“Everything I do is painting, even if I don’t touch a brush. I tell my truth as a painter.”
A central figure of the Arte Povera movement, Jannis Kounellis forged a practice that transcended the bounds of medium, conferring lyricism to quotidian materials and experiences. Over five decades, he integrated painting, sculpture, found objects, performance, and installation in works that invoke rich sensory stimulation and reflect critically on nature, culture, and economics. Across media, Kounellis worked in the painterly tradition, but with an aim to shed the canvas and examine the intersection of art and life.

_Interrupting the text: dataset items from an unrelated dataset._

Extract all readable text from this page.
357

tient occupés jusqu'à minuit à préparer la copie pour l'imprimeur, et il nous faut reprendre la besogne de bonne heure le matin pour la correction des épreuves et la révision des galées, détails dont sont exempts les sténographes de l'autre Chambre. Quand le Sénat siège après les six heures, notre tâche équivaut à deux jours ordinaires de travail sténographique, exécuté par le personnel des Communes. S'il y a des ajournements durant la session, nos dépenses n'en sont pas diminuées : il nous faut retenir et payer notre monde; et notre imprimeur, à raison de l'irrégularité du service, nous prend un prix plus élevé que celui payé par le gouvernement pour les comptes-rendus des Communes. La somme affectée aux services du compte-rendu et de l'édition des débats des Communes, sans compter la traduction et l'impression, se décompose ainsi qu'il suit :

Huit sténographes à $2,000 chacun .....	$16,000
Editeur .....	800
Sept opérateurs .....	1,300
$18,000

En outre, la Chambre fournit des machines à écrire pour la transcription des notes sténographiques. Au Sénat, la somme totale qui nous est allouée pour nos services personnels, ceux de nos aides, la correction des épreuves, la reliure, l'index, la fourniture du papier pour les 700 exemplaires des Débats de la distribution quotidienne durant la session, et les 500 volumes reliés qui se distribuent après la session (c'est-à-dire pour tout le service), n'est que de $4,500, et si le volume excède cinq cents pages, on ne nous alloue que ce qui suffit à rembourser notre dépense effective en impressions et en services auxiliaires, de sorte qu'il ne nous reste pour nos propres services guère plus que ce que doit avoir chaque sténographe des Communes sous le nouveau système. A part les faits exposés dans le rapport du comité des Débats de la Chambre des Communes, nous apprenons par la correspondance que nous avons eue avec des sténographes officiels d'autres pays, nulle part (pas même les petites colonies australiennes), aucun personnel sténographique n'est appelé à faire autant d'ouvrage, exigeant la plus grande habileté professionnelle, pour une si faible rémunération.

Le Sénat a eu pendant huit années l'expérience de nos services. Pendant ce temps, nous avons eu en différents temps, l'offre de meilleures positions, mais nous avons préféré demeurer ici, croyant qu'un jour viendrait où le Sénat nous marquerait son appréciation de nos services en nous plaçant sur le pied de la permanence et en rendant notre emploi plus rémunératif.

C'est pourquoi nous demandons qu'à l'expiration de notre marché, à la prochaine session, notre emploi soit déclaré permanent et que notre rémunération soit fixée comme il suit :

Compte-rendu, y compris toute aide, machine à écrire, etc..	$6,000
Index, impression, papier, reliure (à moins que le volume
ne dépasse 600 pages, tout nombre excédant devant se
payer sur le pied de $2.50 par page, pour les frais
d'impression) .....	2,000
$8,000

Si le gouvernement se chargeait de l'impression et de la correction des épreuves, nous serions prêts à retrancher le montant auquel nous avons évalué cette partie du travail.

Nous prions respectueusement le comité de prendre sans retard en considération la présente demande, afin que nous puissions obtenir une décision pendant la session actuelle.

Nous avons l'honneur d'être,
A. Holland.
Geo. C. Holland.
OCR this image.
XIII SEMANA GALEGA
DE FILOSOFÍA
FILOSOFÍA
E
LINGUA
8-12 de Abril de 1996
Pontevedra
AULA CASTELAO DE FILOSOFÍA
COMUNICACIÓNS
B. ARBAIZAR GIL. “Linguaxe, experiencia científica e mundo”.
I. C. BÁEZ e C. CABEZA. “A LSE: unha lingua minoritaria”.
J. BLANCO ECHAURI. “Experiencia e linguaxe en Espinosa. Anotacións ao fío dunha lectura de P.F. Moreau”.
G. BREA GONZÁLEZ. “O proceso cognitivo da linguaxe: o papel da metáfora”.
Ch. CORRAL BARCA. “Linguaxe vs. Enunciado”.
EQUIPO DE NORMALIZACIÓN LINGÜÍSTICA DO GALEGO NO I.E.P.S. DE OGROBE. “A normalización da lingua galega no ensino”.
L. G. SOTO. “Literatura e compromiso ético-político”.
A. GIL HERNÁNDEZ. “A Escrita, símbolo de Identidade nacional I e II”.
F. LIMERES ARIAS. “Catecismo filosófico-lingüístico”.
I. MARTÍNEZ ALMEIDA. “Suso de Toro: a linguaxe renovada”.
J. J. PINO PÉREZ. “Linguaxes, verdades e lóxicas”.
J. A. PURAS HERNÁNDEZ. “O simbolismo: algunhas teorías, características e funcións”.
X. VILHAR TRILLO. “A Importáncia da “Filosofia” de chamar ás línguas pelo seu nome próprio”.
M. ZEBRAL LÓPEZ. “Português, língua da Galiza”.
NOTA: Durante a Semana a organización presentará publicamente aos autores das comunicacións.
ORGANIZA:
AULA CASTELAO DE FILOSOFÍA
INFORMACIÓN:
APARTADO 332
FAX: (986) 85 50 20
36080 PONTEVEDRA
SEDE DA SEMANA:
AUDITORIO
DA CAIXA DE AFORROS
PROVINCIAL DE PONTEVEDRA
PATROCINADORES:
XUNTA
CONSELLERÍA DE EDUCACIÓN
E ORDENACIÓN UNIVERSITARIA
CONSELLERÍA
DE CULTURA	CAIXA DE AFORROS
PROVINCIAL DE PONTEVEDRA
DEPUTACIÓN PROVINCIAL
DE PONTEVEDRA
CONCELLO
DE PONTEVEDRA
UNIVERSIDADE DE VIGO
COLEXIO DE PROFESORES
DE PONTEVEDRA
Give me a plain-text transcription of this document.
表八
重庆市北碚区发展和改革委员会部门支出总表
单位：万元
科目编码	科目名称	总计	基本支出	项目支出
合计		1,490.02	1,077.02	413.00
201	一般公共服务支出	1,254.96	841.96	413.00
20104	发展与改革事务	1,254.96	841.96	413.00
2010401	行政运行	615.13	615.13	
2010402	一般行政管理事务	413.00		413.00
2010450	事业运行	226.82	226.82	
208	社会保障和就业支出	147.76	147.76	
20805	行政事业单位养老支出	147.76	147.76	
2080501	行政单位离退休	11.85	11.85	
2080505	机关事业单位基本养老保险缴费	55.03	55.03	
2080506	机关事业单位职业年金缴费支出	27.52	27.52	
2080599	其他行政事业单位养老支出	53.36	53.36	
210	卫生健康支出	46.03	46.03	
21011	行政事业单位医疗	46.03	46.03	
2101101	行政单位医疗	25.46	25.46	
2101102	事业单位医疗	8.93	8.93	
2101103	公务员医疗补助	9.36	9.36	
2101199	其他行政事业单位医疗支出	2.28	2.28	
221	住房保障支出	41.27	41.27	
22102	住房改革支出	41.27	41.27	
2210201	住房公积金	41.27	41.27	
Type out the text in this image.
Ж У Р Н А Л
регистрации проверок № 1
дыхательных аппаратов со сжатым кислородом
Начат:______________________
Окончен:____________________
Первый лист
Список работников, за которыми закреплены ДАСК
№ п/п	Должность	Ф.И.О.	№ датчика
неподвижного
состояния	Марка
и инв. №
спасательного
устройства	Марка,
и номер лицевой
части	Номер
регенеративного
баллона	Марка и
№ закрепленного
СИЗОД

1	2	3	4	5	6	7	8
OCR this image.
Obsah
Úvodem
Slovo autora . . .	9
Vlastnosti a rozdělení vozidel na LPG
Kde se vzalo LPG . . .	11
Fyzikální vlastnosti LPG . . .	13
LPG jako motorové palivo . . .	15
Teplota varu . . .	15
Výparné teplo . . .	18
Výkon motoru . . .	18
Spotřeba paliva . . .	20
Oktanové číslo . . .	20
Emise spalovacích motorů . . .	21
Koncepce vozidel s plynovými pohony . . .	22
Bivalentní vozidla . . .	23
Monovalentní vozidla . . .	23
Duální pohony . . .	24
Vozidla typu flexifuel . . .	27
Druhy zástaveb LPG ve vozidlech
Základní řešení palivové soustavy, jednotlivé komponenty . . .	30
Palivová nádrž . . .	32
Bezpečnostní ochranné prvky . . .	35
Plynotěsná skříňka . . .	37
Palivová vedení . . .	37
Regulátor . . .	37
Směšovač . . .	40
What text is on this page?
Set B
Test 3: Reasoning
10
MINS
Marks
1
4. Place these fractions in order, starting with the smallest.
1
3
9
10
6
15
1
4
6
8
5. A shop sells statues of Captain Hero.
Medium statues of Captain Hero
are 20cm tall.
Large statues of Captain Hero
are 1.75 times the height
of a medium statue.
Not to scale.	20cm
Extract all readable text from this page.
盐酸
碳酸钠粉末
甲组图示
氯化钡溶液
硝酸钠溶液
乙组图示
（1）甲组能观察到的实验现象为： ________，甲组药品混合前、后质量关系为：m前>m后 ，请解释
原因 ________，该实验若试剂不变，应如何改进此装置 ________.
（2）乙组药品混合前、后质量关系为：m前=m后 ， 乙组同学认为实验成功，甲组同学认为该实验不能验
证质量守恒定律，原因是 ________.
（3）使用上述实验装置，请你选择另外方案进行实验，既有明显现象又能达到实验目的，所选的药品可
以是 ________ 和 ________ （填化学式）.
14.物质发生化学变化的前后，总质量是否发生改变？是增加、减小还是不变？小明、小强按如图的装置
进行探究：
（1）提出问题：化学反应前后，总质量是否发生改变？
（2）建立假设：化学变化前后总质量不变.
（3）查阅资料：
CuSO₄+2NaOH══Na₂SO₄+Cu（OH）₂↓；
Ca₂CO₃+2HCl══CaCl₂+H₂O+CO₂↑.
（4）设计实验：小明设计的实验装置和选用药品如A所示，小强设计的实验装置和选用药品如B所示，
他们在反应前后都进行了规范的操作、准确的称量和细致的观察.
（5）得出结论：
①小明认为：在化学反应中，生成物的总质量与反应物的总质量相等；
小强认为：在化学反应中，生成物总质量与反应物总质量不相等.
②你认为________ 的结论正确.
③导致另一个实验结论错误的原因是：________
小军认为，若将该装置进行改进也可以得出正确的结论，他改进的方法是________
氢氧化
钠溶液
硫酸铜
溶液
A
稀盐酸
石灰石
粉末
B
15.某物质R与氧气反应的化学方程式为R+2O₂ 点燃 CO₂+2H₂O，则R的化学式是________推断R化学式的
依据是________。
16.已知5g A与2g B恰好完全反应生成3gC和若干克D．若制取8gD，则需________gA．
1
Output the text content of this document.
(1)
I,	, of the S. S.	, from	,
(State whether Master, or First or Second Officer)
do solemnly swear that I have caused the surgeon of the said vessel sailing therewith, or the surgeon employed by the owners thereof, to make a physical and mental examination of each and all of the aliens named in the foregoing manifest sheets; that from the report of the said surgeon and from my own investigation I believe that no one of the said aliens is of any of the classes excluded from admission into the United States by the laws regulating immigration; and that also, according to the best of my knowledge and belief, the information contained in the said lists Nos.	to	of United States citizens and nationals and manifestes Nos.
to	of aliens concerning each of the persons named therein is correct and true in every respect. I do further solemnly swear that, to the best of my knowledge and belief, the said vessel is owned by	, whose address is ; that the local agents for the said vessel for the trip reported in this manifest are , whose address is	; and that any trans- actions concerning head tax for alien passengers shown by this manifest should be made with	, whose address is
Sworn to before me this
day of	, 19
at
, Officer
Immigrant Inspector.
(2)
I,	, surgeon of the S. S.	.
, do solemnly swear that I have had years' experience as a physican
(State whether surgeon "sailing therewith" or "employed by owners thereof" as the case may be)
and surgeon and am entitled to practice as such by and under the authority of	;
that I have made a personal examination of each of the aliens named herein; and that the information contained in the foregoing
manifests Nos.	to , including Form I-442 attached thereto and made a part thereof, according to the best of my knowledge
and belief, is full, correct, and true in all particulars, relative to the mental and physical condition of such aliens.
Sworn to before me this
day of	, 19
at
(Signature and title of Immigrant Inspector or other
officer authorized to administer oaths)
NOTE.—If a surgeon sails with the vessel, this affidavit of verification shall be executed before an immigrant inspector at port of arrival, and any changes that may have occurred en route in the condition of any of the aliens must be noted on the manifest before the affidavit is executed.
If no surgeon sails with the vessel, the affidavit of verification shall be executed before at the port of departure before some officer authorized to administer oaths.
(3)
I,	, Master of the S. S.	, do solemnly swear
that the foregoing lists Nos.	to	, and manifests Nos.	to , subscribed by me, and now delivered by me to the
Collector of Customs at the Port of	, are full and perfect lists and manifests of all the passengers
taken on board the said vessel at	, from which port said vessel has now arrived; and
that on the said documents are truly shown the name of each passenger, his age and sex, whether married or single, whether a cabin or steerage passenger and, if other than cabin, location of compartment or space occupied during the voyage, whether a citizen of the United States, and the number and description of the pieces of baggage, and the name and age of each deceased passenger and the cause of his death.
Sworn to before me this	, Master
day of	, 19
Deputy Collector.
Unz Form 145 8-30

Born in Piraeus, Greece, Kounellis moved in 1956 to Rome, where he would live for the rest of his life. He studied at the Accademia di Belle Arti, and, in 1960, he mounted his first solo exhibition at Rome’s Galleria La Tartaruga. Influenced by Alberto Burri and Lucio Fontana, he sought to push painting into new realms. His early work, proto-Pop canvases called “phonetic poems,” feature stenciled letters, numerals, and reproduced street signage. By 1963, he was incorporating found elements, including accumulations of seeds, wool, and burlap, and, by 1966, he had introduced such radical materials as flames, smoke, soot, gold, and coffee grounds. He participated in the seminal 1967 exhibition Arte Povera – e IM Spazio at Galleria La Bertesca, Genoa, curated by Germano Celant, who named the eponymous movement of anti-capitalist, conceptual work that ushered detritus into the space of art. At the end of the 1960s, Kounellis’s installations established a dialogue between the instability and temporal nature of organic materials (including live animals) and the artificiality and permanence of industrial materials. In 1969, he tethered a dozen horses in Galleria L’Attico, Rome, and began blocking gallery doorways with stacks of stones. His work in the following decades increasingly involved performance, and he expanded his vocabulary of materials to include shelving units, trolleys, boats, and musical instruments. His late work explored architectural and urban spaces, as well as his Greco-Roman heritage, with arrangements of cast plaster masks and fragments of classical statues.
In 1972, Kounellis’s first solo exhibition in New York was held at Sonnabend Gallery. He participated in multiple iterations of the Venice Biennale (1972, 1976, 1978, 1980, 1984, 1988, 1993, 2011, 2015) and Documenta, Kassel (1972, 1977, 1982). In 1994, Kounellis presented Ionion, a survey of his work displayed on a boat docked in his native town, Piraeus. Major retrospectives of his work have been organized by such venues as the Museum of Contemporary Art, Chicago (1986, traveled to Musée d’Art Contemporain, Montreal); Museo Madre, Naples (2006); Neue National Galerie, Berlin (2007); Fondazione Prada, Venice (2019); and Walker Art Center, Minneapolis (2022, traveled to Museo Jumex, Mexico City); among numerous others.